No cimo da serra, por debaixo do Castelo dos Mouros há uma imensa gruta natural que está vedada por uma porta de ferro, e por motivos que só a lenda explica a vox populi afirma que constitui uma das portas de entrada no Paraíso Terreal, a mítica Agharta, que em 1888 a viajante russa Helena Petrovna Blavatsky divulgou e posteriormente também foi descrita pelo escritor francês Saint-Yves d´Alveydre. Mergulhando na natureza ventral, íntima de Sintra, as galerias do seu interior afloradas à superfície tomam formas esquivas, contornos sibilinos trescalando a segredo e secreto, por exemplo, no Parque da Pena, onde estão identificadas nos recantos mais discretos, quase secretos, várias anfractuosidades como a “Gruta do Fada”, a “Gruta da Serpente”, a “Gruta do Monge” e a “Gruta da Princesa”, dentre outras. Todas elas vêm a ser despidas de qualquer mistério transcendente por sua associação a comuns minas de águas, apesar de maioria nada ter de minas de água e tampouco de extracção de saibro; contudo e a despeito da razão profana eterna temerosa do desconhecido que é o entendimento iniciático, na perspectiva deste tais lugares subterrâneos são entendidos como referenciais geográficos de sacralidade ocultada por consequente espiritualidade profunda, inerente tanto à intimidade humana como à da própria Serra Sagrada que a foi e é por a Mística ter nela império como nota dominante. Exemplo disso mesmo foi o caso do misterioso frei Honório, que segundo os registos e data de morte apurados, viveu numa gruta dentro da cerca do Convento dos Capuchos, em reclusão absoluta durante 30 anos, e após a sua morte o seu corpo desapareceu e nunca mais foi encontrado, até hoje desconhecendo-se o paradeiro das suas ossadas.

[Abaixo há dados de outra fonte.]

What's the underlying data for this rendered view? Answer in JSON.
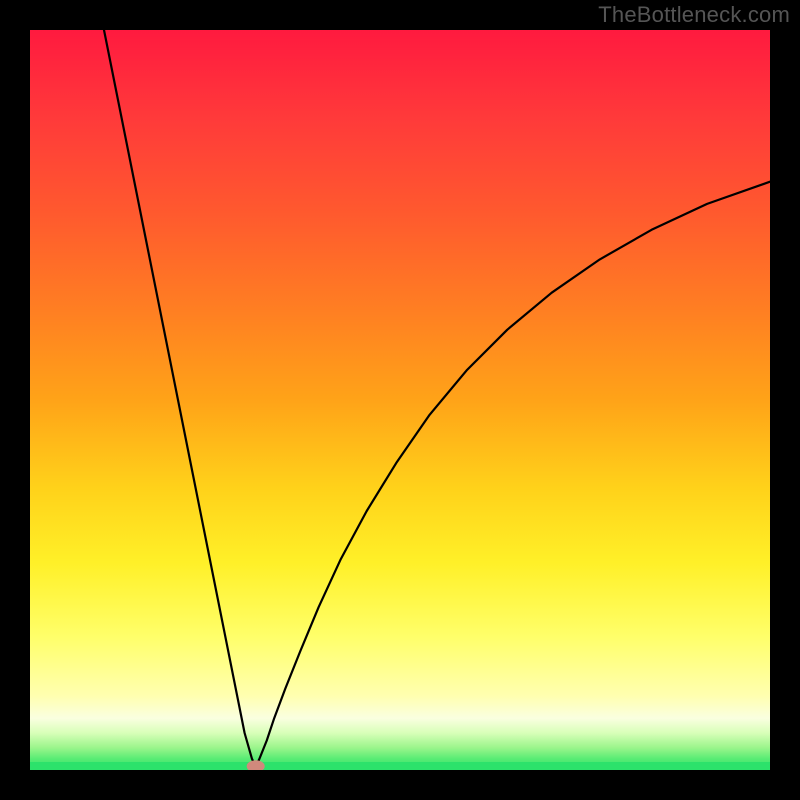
{
  "attribution": "TheBottleneck.com",
  "colors": {
    "frame": "#000000",
    "curve": "#000000",
    "marker_fill": "#d1897c",
    "green_band": "#2ce26b",
    "gradient_stops": [
      {
        "offset": 0.0,
        "color": "#ff1a3f"
      },
      {
        "offset": 0.12,
        "color": "#ff3a3a"
      },
      {
        "offset": 0.25,
        "color": "#ff5a2e"
      },
      {
        "offset": 0.38,
        "color": "#ff7f22"
      },
      {
        "offset": 0.5,
        "color": "#ffa318"
      },
      {
        "offset": 0.62,
        "color": "#ffd21a"
      },
      {
        "offset": 0.72,
        "color": "#fff028"
      },
      {
        "offset": 0.82,
        "color": "#ffff6a"
      },
      {
        "offset": 0.9,
        "color": "#ffffb0"
      },
      {
        "offset": 0.93,
        "color": "#faffe0"
      },
      {
        "offset": 0.95,
        "color": "#d8ffb8"
      },
      {
        "offset": 0.97,
        "color": "#9af58b"
      },
      {
        "offset": 0.985,
        "color": "#58ec74"
      },
      {
        "offset": 1.0,
        "color": "#2ce26b"
      }
    ]
  },
  "chart_data": {
    "type": "line",
    "title": "",
    "xlabel": "",
    "ylabel": "",
    "xlim": [
      0,
      100
    ],
    "ylim": [
      0,
      100
    ],
    "marker": {
      "x": 30.5,
      "y": 0.5
    },
    "curve_points": [
      {
        "x": 10.0,
        "y": 100.0
      },
      {
        "x": 12.0,
        "y": 90.0
      },
      {
        "x": 14.0,
        "y": 80.0
      },
      {
        "x": 16.0,
        "y": 70.0
      },
      {
        "x": 18.0,
        "y": 60.0
      },
      {
        "x": 20.0,
        "y": 50.0
      },
      {
        "x": 22.0,
        "y": 40.0
      },
      {
        "x": 24.0,
        "y": 30.0
      },
      {
        "x": 26.0,
        "y": 20.0
      },
      {
        "x": 28.0,
        "y": 10.0
      },
      {
        "x": 29.0,
        "y": 5.0
      },
      {
        "x": 30.0,
        "y": 1.5
      },
      {
        "x": 30.5,
        "y": 0.5
      },
      {
        "x": 31.0,
        "y": 1.5
      },
      {
        "x": 32.0,
        "y": 4.0
      },
      {
        "x": 33.0,
        "y": 7.0
      },
      {
        "x": 34.5,
        "y": 11.0
      },
      {
        "x": 36.5,
        "y": 16.0
      },
      {
        "x": 39.0,
        "y": 22.0
      },
      {
        "x": 42.0,
        "y": 28.5
      },
      {
        "x": 45.5,
        "y": 35.0
      },
      {
        "x": 49.5,
        "y": 41.5
      },
      {
        "x": 54.0,
        "y": 48.0
      },
      {
        "x": 59.0,
        "y": 54.0
      },
      {
        "x": 64.5,
        "y": 59.5
      },
      {
        "x": 70.5,
        "y": 64.5
      },
      {
        "x": 77.0,
        "y": 69.0
      },
      {
        "x": 84.0,
        "y": 73.0
      },
      {
        "x": 91.5,
        "y": 76.5
      },
      {
        "x": 100.0,
        "y": 79.5
      }
    ]
  }
}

Muitos mais locais subterrâneos constituídos de túneis, galerias, etc., e todos envoltos em histórias inquietantes que mal assombram ou perturbam a monotonia diária das gentes comuns, existem no Parque da Pena e noutros recantos da serra, contudo não iremos desenvolvê-los neste estudo por serem tão extensos como o assunto. Temos só ainda a apontar o magnífico imóvel, junto a Seteais, da Quinta da Regaleira, que pertenceu ao Dr. António Augusto Carvalho Monteiro e actualmente é propriedade da Câmara Municipal de Sintra, onde foi fundida sob a sua construção original um complexo de enormes galerias subterrâneas ligadas por vários túneis a uma torre invertida, com escadaria espiralada que prolonga-se a cerca de 30 metros de profundidade por 6 de largura.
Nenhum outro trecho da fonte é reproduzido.